Each panel contains an assortment of tree or vegetable seeds, and mycelia are added to help the seeds flourish. (Many mycelia have symbiotic relationships with plants, providing them with nutrients and water. The plants return the favor by delivering shade and food.) Sized to fit in the bottom of a standard mailing package, the panels can easily be added to mail-order shipments; whenever someone orders a copy of Stamets’s book Mycelium Running, a panel is dropped into the shipping box.

Stamets envisions recipients running out to plant the panels in their yards, giving rise to trees. It might be optimistic to think all Life Box recipients will automatically stick the panels into the ground—people can be pretty picky about their landscaping—but Stamets thinks his invention has a bright future. He has already sent the panels to refugee camps, where they could sprout corn, beans, or other food crops, and he hopes big-name retailers will someday include panels with all their shipments. “We get all these cardboard boxes in the mail,” Stamets says. “Why not turn them into food or habitat?”

5. Fungus Fuel

If Stamets’s utopian solutions ever become reality, the world will face a problem far less appetizing than the ’shrooms themselves: mountains of stinky mushroom waste.

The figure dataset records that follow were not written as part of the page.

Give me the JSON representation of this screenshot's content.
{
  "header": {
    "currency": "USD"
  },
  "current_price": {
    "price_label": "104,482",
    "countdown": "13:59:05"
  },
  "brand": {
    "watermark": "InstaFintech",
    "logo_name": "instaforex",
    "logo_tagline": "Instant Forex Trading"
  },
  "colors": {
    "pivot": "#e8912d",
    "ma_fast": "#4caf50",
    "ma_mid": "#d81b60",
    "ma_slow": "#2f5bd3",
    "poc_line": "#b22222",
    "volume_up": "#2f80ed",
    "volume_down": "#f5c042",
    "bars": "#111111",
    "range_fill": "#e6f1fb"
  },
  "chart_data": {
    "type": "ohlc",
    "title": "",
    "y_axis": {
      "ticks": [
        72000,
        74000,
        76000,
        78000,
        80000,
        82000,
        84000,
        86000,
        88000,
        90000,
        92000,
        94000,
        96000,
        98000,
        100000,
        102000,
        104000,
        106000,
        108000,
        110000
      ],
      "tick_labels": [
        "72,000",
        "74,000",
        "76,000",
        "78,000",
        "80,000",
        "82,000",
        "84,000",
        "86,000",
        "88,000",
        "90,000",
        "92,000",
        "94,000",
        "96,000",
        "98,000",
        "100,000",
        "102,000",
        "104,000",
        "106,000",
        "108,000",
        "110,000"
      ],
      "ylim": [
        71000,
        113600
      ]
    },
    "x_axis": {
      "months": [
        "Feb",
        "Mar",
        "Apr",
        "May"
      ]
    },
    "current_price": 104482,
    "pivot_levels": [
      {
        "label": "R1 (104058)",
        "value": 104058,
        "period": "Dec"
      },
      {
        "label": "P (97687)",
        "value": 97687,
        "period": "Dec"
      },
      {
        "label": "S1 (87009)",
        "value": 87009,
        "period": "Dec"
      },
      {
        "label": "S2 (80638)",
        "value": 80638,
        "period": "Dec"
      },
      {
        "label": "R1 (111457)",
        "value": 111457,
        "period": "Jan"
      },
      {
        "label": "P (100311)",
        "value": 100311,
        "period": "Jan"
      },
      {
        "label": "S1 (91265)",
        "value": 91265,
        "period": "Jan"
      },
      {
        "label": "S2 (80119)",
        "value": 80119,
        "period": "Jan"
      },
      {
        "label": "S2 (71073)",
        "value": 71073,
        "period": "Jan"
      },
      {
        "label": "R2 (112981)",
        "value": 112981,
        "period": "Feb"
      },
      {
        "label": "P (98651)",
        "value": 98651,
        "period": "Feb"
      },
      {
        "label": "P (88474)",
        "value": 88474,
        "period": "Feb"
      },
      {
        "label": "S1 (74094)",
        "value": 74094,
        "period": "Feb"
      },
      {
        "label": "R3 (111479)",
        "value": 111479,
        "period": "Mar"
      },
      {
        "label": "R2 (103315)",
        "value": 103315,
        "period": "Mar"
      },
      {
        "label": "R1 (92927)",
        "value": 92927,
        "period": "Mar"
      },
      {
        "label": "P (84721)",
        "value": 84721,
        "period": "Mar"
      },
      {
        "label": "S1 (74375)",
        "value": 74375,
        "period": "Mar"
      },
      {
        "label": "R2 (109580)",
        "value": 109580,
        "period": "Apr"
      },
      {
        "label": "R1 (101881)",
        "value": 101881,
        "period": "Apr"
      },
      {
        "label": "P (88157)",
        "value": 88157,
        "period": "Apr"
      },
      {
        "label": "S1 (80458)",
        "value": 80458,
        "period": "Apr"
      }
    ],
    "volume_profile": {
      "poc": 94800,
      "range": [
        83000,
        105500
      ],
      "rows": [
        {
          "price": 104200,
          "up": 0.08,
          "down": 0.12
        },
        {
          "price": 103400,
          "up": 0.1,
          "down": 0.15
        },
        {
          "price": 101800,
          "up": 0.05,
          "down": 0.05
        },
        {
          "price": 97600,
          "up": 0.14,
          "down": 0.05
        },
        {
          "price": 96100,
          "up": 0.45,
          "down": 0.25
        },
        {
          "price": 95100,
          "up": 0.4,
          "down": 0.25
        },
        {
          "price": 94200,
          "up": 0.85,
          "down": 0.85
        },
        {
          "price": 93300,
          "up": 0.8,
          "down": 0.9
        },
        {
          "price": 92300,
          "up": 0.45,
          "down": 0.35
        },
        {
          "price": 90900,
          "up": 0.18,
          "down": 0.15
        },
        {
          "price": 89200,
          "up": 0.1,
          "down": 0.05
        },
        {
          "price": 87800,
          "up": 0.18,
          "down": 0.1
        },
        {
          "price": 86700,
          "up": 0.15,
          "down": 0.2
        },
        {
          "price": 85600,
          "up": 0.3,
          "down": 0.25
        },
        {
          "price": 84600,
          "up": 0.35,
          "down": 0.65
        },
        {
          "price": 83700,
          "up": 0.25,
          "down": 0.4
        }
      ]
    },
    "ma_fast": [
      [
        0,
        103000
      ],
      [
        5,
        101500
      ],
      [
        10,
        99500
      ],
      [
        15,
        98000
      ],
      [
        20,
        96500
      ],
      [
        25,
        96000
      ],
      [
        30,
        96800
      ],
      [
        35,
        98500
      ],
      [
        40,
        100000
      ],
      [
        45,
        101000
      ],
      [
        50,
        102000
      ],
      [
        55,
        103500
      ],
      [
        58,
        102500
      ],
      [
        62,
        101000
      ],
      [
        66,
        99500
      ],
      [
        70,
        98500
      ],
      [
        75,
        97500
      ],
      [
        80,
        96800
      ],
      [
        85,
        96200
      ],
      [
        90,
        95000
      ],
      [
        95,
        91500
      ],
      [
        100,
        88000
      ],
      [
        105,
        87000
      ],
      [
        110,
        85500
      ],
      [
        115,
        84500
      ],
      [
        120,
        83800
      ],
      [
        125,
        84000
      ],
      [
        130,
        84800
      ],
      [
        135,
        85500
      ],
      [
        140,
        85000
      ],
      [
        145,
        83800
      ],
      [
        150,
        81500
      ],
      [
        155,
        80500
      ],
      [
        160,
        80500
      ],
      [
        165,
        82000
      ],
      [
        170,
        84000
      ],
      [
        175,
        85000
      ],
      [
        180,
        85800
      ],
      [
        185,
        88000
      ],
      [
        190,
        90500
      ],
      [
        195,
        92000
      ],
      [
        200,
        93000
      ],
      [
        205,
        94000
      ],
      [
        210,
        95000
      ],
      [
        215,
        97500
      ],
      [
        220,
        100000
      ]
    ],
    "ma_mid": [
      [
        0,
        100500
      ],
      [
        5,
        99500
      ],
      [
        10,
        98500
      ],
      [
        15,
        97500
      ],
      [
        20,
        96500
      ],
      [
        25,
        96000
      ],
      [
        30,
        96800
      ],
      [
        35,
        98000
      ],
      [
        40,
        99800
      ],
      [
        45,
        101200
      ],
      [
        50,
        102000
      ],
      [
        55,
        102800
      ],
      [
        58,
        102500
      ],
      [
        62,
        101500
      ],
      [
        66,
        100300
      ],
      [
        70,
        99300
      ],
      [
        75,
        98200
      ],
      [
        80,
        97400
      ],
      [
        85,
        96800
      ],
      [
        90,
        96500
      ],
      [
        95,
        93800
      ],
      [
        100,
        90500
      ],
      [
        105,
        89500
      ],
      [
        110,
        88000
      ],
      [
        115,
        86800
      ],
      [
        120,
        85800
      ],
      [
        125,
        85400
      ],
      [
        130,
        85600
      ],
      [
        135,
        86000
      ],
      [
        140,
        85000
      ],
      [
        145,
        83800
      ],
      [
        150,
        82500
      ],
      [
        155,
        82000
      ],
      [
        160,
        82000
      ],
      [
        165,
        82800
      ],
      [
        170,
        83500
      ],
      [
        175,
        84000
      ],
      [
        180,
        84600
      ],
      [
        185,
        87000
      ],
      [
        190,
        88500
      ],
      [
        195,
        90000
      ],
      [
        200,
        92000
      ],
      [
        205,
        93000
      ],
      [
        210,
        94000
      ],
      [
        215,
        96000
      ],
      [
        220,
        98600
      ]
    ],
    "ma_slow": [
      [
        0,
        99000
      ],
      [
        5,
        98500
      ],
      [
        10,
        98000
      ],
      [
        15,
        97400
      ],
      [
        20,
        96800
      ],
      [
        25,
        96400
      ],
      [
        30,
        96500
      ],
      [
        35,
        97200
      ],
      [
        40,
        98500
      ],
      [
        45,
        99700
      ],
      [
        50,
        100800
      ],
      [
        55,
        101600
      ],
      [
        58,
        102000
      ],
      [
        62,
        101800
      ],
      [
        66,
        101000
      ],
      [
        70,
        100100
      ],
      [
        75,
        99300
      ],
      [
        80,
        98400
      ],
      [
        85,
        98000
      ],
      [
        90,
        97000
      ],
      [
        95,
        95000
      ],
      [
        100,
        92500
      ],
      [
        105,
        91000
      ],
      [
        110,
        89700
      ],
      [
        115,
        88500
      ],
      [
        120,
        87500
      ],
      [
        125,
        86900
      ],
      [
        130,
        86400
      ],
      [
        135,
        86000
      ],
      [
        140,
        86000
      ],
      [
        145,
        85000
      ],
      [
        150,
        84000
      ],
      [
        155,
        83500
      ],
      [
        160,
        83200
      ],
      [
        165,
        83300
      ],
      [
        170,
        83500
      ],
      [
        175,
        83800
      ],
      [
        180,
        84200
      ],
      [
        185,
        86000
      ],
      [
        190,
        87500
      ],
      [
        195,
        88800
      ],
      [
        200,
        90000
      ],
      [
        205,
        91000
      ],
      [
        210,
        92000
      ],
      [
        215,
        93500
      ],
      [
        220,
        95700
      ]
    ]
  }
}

That’s because mass-producing fungal extracts would require large-scale facilities to grow mycelia on wood chips and other organic matter. Once the enzymes and other beneficial compounds were harvested, thousands of tons of the organic matter would be left to rot, and this is where Stamets’s quirky vision completes its circle. He even has a plan for how to use what would be the smelly byproduct of his success: use it to solve the global energy crisis.

When fungal sugars are mixed with yeast and other active ingredients, they turn into “myconol”—a fuel no different from the ethanol now being blended with gasoline to power cars. Stamets is working to perfect the conversion process and estimates that it takes about 48 kilograms of mycelia-laced material to produce 3.5 liters of fuel. He says myconol will be his research facility’s sole fuel source within two years. As usual with Stamets, that’s just one small step toward an earth-changing goal: he also intends to sell myconol conversion kits on his Web site, building grass-roots support for a nationwide program to fuel everything from factories to cars—not with coal or oil, but with fungus. ❧

John Weier is a freelance writer based in San Francisco, California.